Withdrawal of the insurer:
Special features have always applied in insurance contract law. For example, contracts are not concluded by “offer and acceptance” but by “application and policy issue” – the reform of the VVG (Insurance Contract Act) could change this. According to § 16 II VVG, the insurer can withdraw from the contract if, in particular, incorrect information has been provided by the policyholder. The insurer has to prove this so-called breach of the duty of disclosure.
Eye-and-Ear Jurisprudence:
It has been known for decades that the insurer is responsible for its intermediaries (vicarious liability, e.g. in the case of incorrect advice) and must also generally accept responsibility for their personal knowledge. This let itself an insurer by the OLG Thuringia (Az. 4 U 120/04) by judgement of 05.10.2005 again into the master book write.
Missing pre-existing conditions in the application: In the specific case, an agent had filled out the insurance application.

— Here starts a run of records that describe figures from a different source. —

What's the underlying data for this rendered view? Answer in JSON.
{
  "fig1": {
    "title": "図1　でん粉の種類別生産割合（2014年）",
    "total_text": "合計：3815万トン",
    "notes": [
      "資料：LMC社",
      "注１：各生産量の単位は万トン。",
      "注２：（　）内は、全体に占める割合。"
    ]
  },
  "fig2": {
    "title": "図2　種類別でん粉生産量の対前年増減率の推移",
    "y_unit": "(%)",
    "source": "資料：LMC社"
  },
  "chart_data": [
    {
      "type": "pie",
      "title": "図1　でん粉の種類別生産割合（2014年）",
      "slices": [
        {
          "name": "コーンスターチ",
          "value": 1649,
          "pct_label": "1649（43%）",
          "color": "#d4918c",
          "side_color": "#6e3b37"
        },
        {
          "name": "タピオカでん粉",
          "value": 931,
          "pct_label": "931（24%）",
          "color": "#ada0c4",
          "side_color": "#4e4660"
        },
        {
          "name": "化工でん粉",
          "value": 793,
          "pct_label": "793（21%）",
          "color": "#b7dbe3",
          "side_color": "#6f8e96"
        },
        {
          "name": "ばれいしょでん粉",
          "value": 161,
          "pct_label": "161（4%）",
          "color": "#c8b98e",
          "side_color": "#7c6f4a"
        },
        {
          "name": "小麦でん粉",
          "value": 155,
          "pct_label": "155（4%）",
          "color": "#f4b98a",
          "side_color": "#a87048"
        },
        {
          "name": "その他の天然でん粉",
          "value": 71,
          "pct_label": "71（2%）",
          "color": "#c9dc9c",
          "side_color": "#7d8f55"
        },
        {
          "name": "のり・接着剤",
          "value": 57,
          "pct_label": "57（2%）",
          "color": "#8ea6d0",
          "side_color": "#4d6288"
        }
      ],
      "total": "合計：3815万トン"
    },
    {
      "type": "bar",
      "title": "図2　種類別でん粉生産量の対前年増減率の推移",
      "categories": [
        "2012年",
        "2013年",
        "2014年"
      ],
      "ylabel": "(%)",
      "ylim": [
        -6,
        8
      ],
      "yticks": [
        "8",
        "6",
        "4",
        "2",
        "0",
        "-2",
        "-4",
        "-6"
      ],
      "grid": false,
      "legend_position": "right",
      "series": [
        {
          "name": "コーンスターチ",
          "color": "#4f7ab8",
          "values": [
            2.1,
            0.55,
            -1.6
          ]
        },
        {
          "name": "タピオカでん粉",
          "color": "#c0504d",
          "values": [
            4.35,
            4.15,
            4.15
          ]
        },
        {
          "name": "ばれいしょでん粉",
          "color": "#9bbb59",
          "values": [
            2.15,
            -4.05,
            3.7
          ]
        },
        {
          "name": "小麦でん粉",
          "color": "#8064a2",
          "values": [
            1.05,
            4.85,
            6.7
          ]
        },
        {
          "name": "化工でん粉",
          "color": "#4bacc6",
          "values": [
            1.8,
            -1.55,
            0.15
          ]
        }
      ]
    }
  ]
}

The insurer wanted to use this document to prove that the policyholder had not fulfilled his obligation. The insured person, in turn, submitted concretely and precisely (substantiated) that he had informed the intermediary correctly. The court believed the insured and, by its ruling, found that the “health insurance contract had not been terminated by rescission.” The withdrawal had been ineffective, because the intermediary has always been regarded by the courts as the “eyes and ears of the insurer” (BGH VersR 2001, 1541).
VN without witness not disadvantaged:
The court emphasized that it is within its discretion under the “principle of equality of arms” (§ 448 ZPO) to hear a party in person without witnesses (§ 141 ZPO) and to give preference to their testimony within the framework of free evaluation of evidence (BGH VersR 1999, 994).